WHY DO WE NEED SATURATED FATS?
Saturated fats from animal and vegetable sources provide a concentrated source of energy in your diet, and they provide the building blocks for cell membranes and a variety of hormones and hormone like substances. When you eat fats as part of your meal, they slow down absorption so that you can go longer without feeling hungry. In addition, they act as carriers for important fat-soluble vitamins. Dietary fats are also needed for the conversion of carotene to vitamin A, for mineral absorption, and for a host of other biological processes.
Saturated fats are useful because…
- The preferred fuel for your heart, and also used as a source of fuel during energy expenditure
- Useful antiviral agents (caprylic acid)
- Effective as an anticaries, antiplaque and anti fungal agents (lauric acid)
- Useful to actually lower cholesterol levels (palmitic and stearic acids)
- Modulators of genetic regulation and prevent cancer (butyric acid)
HOWEVER, there is some association between fat and heart disease. The problem lies in the fact that most studies make no effort to differentiate between saturated fat and trans fat. Trans fats are EVIL. These are the free radicals in food that actually CREATE INFLAMMATION! There is no secrete that heart disease, diabetes, arthritis and many other commonly occurring MAJOR diseases today are inflammatory diseases.Trans fat is known to increase your LDL levels, or “bad” cholesterol, while lowering your levels of HDL, known as “good” cholesterol, which, of course is the complete opposite of what you need in order to maintain good heart health.
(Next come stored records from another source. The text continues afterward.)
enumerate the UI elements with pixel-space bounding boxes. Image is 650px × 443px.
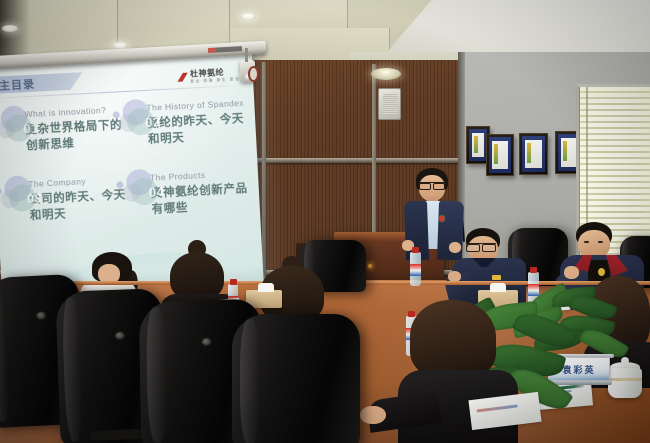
- ceiling-lamp-icon: [371, 68, 401, 80]
- framed-certificate: [486, 134, 514, 176]
- chair-knob: [115, 331, 125, 339]
- office-chair[interactable]: [232, 314, 360, 443]
- screen-hook-icon: [248, 66, 259, 82]
- conference-room-photo: 主目录 杜神氨纶 新 丝 · 新 路 · 新 生 · 新 态: [0, 0, 650, 443]
- hair: [410, 300, 496, 378]
- hand: [564, 266, 579, 279]
- eyeglasses-icon: [419, 182, 445, 188]
- agenda-cn-title: 公司的昨天、今天和明天: [29, 187, 129, 225]
- agenda-number: 03: [27, 190, 43, 206]
- agenda-cn-title: 复杂世界格局下的创新思维: [25, 117, 125, 155]
- projector-mount: [245, 48, 248, 62]
- agenda-item-02: 02 The History of Spandex 氨纶的昨天、今天和明天: [124, 98, 246, 150]
- hand: [360, 406, 386, 424]
- agenda-item-03: 03 The Company 公司的昨天、今天和明天: [6, 174, 128, 226]
- lapel-pin-icon: [440, 216, 444, 221]
- slide-title-banner: 主目录: [0, 72, 83, 94]
- framed-certificate: [519, 133, 548, 175]
- eyeglasses-icon: [466, 243, 496, 250]
- wall-speaker-icon: [378, 88, 401, 120]
- company-logo: 杜神氨纶 新 丝 · 新 路 · 新 生 · 新 态: [177, 66, 239, 86]
- logo-tagline: 新 丝 · 新 路 · 新 生 · 新 态: [190, 77, 239, 85]
- jacket-badge-icon: [598, 268, 605, 276]
- downlight-icon: [2, 25, 18, 32]
- agenda-cn-title: 奥神氨纶创新产品有哪些: [150, 180, 250, 218]
- logo-arrow-icon: [177, 72, 188, 82]
- agenda-item-04: 04 The Products 奥神氨纶创新产品有哪些: [128, 167, 250, 219]
- agenda-number: 02: [145, 114, 161, 130]
- agenda-number: 04: [148, 184, 164, 200]
- agenda-number: 01: [23, 121, 39, 137]
- downlight-icon: [240, 13, 256, 20]
- teacup-body: [608, 368, 642, 398]
- hair: [170, 252, 224, 300]
- teacup-gold-band: [608, 378, 642, 381]
- chair-knob: [201, 338, 211, 346]
- water-bottle[interactable]: [410, 252, 421, 286]
- jacket-badge-icon: [492, 275, 501, 280]
- screen-brand-logo: [208, 46, 242, 53]
- slide-agenda-grid: 01 What is innovation? 复杂世界格局下的创新思维 02 T…: [2, 98, 250, 226]
- agenda-cn-title: 氨纶的昨天、今天和明天: [147, 111, 247, 149]
- podium-indicator-light: [368, 264, 372, 268]
- chair-knob: [36, 311, 46, 320]
- eye: [584, 241, 589, 243]
- eye: [598, 241, 603, 243]
- agenda-item-01: 01 What is innovation? 复杂世界格局下的创新思维: [2, 104, 124, 156]
- slide-title: 主目录: [0, 76, 35, 94]
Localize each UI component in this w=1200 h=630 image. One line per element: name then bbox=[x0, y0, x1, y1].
It can also cause major clogging of arteries, type 2 diabetes and other serious health problems. Unfortunately, many food companies STILL USE trans fat instead of oil because it reduces cost, extends storage life of products and can improve flavor and texture.
Your body needs some amount of saturated fat to stay healthy. It is virtually impossible to achieve a nutritionally adequate diet that has no saturated fat. What you don’t need, however, are trans fats. DO NOTE that the FDA seems to favor the manufacturers of food such that many food companies get around the labeling requirements for trans fats if it has less than 500 mg trans fat per serving; decreasing serving size to the point that the ratio of trans fat falls below 500 mg. So….AVOID products that have serving sizes that instantly demand you have too many to even get a taste!
For me…
Coconut Oil is the best saturated fat around. Never denatures when heated or held. Denatured oils and fats become trans fat like in that they promote an inflammatory response in the body. Eat up! With a little salt it tastes like butter!